- Relator(a)
- Sergio Pinto Martins
- Órgão julgador
- Subseção II Especializada em Dissídios Individuais
- Data do julgamento
- 28/10/2025
- Data de publicação
- 14/11/2025
TST – Recurso Ordinário em Ação Rescisória 1003896-23.2021.5.02.0000, Rel.
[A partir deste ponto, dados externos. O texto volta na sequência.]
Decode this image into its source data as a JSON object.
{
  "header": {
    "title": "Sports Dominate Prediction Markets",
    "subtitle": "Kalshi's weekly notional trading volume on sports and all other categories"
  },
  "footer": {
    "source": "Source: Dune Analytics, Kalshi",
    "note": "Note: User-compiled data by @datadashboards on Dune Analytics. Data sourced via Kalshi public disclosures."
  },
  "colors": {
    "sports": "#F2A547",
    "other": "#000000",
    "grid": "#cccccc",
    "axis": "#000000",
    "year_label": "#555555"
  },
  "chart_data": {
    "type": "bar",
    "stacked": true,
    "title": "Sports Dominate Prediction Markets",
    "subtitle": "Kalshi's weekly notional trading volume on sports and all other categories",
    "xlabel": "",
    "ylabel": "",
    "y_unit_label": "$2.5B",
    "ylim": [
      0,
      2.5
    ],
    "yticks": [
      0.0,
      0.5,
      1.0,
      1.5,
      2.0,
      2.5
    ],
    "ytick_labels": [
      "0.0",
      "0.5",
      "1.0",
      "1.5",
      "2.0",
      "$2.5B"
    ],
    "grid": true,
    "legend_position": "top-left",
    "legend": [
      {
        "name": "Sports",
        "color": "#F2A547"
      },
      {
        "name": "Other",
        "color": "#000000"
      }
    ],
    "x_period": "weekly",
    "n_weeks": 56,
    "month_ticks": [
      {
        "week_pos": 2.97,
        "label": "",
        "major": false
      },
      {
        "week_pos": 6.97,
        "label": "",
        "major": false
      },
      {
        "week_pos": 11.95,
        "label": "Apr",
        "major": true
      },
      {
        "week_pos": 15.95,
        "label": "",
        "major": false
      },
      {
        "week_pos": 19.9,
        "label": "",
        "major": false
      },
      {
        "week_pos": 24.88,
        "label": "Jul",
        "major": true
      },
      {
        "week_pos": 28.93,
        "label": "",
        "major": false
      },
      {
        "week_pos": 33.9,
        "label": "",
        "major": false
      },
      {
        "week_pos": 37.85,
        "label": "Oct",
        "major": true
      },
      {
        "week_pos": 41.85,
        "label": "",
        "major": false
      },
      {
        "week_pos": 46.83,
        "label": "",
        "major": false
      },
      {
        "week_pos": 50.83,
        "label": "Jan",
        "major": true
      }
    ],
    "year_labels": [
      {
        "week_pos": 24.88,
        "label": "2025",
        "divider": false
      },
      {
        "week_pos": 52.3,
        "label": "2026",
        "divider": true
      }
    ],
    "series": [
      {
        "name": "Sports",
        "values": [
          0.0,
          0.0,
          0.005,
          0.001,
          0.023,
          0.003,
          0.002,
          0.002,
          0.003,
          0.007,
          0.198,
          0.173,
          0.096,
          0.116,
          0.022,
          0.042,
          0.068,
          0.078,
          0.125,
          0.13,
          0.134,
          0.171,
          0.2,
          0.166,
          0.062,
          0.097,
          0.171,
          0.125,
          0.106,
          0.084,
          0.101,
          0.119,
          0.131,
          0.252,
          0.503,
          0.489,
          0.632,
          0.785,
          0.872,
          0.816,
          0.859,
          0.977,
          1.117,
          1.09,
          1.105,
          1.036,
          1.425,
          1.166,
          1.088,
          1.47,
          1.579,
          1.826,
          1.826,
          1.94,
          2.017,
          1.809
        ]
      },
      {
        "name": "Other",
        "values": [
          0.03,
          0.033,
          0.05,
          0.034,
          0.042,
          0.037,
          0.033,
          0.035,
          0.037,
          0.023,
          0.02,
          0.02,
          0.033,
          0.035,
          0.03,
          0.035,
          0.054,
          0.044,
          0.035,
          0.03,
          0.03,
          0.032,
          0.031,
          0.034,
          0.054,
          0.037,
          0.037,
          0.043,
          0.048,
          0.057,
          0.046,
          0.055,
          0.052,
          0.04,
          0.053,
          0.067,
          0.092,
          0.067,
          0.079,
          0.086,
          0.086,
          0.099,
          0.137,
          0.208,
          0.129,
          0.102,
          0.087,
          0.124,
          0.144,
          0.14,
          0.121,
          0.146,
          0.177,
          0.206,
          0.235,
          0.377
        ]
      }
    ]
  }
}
Sergio Pinto Martins, Subseção II Especializada em Dissídios Individuais, j. 28/10/2025, p. 14/11/2025
EMENTA: RECURSO ORDINÁRIO EM AÇÃO RESCISÓRIA. ARTIGO 966, V, DO CPC. RESPONSABILIDADE SUBSIDIÁRIA. ENTE PÚBLICO. 1 – Não cabe ação rescisória por alegação de contrariedade à Súmula No. 331, incisos IV, V, VI, do Tribunal Superior do Trabalho, ante o óbice da OJ 25 da SbDI-2 do TST dos recentes pronunciamentos da SbDI-2 do TST no sentido de que “ao se afirmar cabível ação rescisória "contra decisão baseada em enunciado de súmula ou acórdão proferido em julgamento de casos repetitivos", não se amalgamou eficácia normativa fraca (súmula) com eficácia forte (acórdão em IRDR), mas se tratou da súmula da tese fixada em IRDR ou (conjunção alternativa) do acórdão do qual se extrai a "ratio decidendi" do julgado vinculante.”. 2 - A alegação de violação manifesta dos artigos 373, II do CPC, Art. 818, II da CLT e ainda art. 58, inciso II e art. 67 da Lei nº 8666/1993 pelo enfoque do ônus da prova da fiscalização da prestação de serviços terceirizados a ente público, não se evidencia, ante o óbice da Súmula 83 do TST, segundo a qual “I - Não procede pedido formulado na ação rescisória por violação literal de lei se a decisão rescindenda estiver baseada em texto legal infraconstitucional de interpretação controvertida nos Tribunais. (ex-Súmula nº 83 - alterada pela Res. 121/2003, DJ 21.11.2003), II - O marco divisor quanto a ser, ou não, controvertida, nos Tribunais, a interpretação dos dispositivos legais citados na ação rescisória é a data da inclusão, na Orientação Jurisprudencial do TST, da matéria discutida. (ex-OJ nº 77 da SBDI-2 - inserida em 13.03.2002)”. E, em virtude de a decisão rescindenda julgar no sentido de que “não há comprovação dos fatos que demonstrariam a culpa ‘in vigilando’ da segunda ré e tampouco existe qualquer prova em relação à eventual irregularidade do processo de contratação ou à falta de fiscalização por parte do ente da Administração Pública, não bastando para tanto o mero pagamento incorreto de verbas trabalhistas pela primeira reclamada.”, incide o óbice da Súmula 410 do TST. Recurso ordinário conhecido e não provido. (Tribunal Superior do Trabalho (Subseção II Especializada em Dissídios Individuais). Acórdão: 1003896-23.2021.5.02.0000. Relator(a): SERGIO PINTO MARTINS. Data de julgamento: 28/10/2025. Juntado aos autos em 14/11/2025.)